Nouvel arrivant dans le service de son père, Benjamin, à peine âgé de 23 ans, reçoit une blouse avec des « tâches propres » de deux tailles supérieures à son gabarit. Cet uniforme surdimensionné illustre à merveille l’étendue de ce qui attend l’étudiant dans l’exercice pratique de son futur métier. Qu’il s’agisse de réaliser une ponction lombaire, d’ausculter un patient alcoolique se plaignant de douleurs abdominales, Benjamin a encore le geste mal assuré, la crainte de mal faire en posant un mauvais diagnostic et le doute de savoir s’il est fait pour cela. En même temps arrive Abdel, médecin algérien plus expérimenté, dont le diplôme invalidé en France le cantonne à être un FFI (faisant fonction d’interne).

Avant d’être réalisateur et scénariste, Thomas Lilti est un médecin. Autant dire qu’il sait de quoi il parle. Ce qui donne à Hippocrate une incontestable authenticité lorsqu’il montre les deux internes auprès des malades (souvent en fin de vie) et dans leurs pauses festives de décompression nécessaire et salvatrice, mais aussi quand il s’attache à répertorier de manière presque exhaustive les problématiques économiques et matérielles d’un hôpital : manque de personnel et d’équipements, réduction des budgets, luttes intestines entre différents services. Situés théoriquement sur un même rang, Benjamin – dont nul n’ignore qu’il est le fils du patron – et Abdel qui observe, presque ahuri et dépité, les comportements puérils et grégaires des jeunes internes, ne bénéficient pas pour autant des mêmes traitements. Ce que révèle la part fictionnelle du film, peut-être moins convaincante, presque accessoire, un peu trop fabriquée dans son romanesque de révolte naïve et fougueuse.

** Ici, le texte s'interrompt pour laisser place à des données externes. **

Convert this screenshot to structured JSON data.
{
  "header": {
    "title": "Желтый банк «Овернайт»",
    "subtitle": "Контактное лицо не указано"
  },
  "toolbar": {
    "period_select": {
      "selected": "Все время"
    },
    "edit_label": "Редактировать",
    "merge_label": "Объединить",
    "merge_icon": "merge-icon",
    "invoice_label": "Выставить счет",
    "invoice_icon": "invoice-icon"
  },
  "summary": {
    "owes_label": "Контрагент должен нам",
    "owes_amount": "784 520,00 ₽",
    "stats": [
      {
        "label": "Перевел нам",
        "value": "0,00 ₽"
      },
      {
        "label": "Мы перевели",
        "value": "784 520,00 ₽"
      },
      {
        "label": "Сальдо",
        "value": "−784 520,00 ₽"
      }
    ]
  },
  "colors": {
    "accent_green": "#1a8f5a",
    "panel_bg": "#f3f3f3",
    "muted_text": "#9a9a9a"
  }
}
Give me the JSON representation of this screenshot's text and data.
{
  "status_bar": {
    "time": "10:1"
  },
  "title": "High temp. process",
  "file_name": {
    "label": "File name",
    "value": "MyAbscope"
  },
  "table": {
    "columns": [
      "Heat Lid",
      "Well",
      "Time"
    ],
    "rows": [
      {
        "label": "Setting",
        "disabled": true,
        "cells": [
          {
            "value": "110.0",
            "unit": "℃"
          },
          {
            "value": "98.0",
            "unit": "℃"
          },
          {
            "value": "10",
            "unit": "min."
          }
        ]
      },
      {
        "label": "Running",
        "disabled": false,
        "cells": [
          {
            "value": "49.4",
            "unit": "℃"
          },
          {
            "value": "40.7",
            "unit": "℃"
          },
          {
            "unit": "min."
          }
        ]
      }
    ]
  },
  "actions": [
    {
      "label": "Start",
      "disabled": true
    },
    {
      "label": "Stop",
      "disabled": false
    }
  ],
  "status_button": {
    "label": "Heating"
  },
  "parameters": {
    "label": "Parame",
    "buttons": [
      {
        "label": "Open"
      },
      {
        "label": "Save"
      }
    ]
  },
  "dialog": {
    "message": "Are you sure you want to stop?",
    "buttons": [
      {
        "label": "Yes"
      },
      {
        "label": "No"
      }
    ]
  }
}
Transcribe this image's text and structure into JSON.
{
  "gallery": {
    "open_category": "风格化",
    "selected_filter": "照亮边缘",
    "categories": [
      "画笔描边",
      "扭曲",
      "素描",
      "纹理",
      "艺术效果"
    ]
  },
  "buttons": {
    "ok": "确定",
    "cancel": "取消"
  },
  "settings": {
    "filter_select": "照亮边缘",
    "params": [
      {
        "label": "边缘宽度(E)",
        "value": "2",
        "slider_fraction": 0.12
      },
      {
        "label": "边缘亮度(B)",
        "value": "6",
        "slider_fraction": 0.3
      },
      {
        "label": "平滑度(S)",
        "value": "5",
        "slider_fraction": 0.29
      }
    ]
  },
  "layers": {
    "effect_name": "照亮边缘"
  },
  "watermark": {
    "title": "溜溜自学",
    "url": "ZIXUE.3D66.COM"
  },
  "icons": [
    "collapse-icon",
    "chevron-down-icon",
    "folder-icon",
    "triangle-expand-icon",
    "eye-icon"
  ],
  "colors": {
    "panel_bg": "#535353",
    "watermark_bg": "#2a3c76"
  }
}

C’est Vincent Lacoste qui interprète Benjamin. Comme sa blouse dans laquelle il parait flotter, le jeune comédien n’est sans doute pas idéalement taillé pour le rôle presque incongru de cet interne pétant les plombs qu’on peine à trouver réellement responsable et investi. À sa décharge, il a en face de lui l’impeccable Reda Kateb, parfaite alchimie entre douceur empathique – les scènes avec la vieille dame cancéreuse sont déchirantes, d’une pudeur et d’une justesse exemplaires – et sourde violence puisée dans l’illogisme des décisions et la difficulté à accepter une position jugée inférieure.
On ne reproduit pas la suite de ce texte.